Find all functions $f:\Bbb{R}\to \Bbb{R}$ such that $f$ is continuous and $ f(f(x+y)) = f(x)+f(y)$

Question

Find all functions $f:\Bbb{R}\to \Bbb{R}$ such that $f$ is continuous and $ f(f(x+y)) = f(x)+f(y)$

My steps: By inspection, $f(x)=x+c$ and $f(x)\equiv 0$ works, while $y=mx \,\,(m\neq1)$ and $y=mx+c\,\,(m\neq1)$ do not.

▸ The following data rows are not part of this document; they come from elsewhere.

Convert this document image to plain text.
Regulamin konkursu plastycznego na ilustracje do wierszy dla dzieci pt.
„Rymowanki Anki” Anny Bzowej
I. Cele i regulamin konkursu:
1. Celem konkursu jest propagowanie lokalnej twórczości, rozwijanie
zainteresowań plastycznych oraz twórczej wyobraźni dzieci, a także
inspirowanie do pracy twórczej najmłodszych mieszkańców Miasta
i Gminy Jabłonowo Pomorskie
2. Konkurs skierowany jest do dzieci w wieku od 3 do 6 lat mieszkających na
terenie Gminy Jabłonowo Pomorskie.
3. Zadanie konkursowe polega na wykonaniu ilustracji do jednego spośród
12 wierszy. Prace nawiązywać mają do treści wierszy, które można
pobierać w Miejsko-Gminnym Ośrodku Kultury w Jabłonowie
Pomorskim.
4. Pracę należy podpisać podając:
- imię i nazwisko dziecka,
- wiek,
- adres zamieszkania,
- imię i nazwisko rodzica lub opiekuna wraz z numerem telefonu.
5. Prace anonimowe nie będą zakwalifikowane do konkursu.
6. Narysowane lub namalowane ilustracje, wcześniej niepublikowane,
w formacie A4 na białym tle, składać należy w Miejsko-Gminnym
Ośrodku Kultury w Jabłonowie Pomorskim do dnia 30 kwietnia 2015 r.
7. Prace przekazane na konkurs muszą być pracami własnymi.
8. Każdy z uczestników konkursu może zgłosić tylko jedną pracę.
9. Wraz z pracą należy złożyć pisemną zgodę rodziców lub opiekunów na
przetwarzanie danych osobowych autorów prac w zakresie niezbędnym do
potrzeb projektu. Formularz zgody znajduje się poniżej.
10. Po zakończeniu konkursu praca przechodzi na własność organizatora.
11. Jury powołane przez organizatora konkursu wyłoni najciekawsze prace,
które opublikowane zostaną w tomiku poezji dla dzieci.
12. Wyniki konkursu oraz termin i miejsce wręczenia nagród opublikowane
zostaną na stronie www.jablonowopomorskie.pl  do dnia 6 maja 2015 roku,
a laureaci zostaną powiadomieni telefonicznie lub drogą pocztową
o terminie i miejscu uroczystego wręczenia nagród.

Setting $x=y=0$ gives $f(f(0))=2f(0)$

Setting $y=-x$ leads to $f(f(0)) = 2f(0) = f(x)+f(-x) \implies f(0) = \frac{f(x)+f(-x)}{2}$

However I am stuck here. Any suggestions?

Answer 1

Hint: Whenever $x+y=z+w$, we have $$f(x)+f(y)=f(f(x+y))=f(f(z+w))=f(z)+f(w).$$ Taking $g(x)=f(x)-f(0)$, see what you can deduce from this about $g$.

A full solution is hidden below.

Subtracting $2f(0)$ from both sides of the equation above, we also have $$g(x)+g(y)=g(z)+g(w)$$ whenever $x+y=z+w$. We also have $g(0)=0$. So plugging in $w=0$ and $z=x+y$, we have $$g(x)+g(y)=g(x+y).$$ Since $g$ is continuous, this implies $g(x)=bx$ for some constant $b$. We thus have $f(x)=bx+c$ for constants $b$ and $c$. The functional equation then says $$b^2x+b^2y+bc+c=bx+by+2c$$ which implies $b^2=b$, so $b=0$ or $b=1$. If $b=0$, we then must have $c=0$ so $f(x)=0$. If $b=1$, we get $f(x)=x+c$ and this works for any $c$.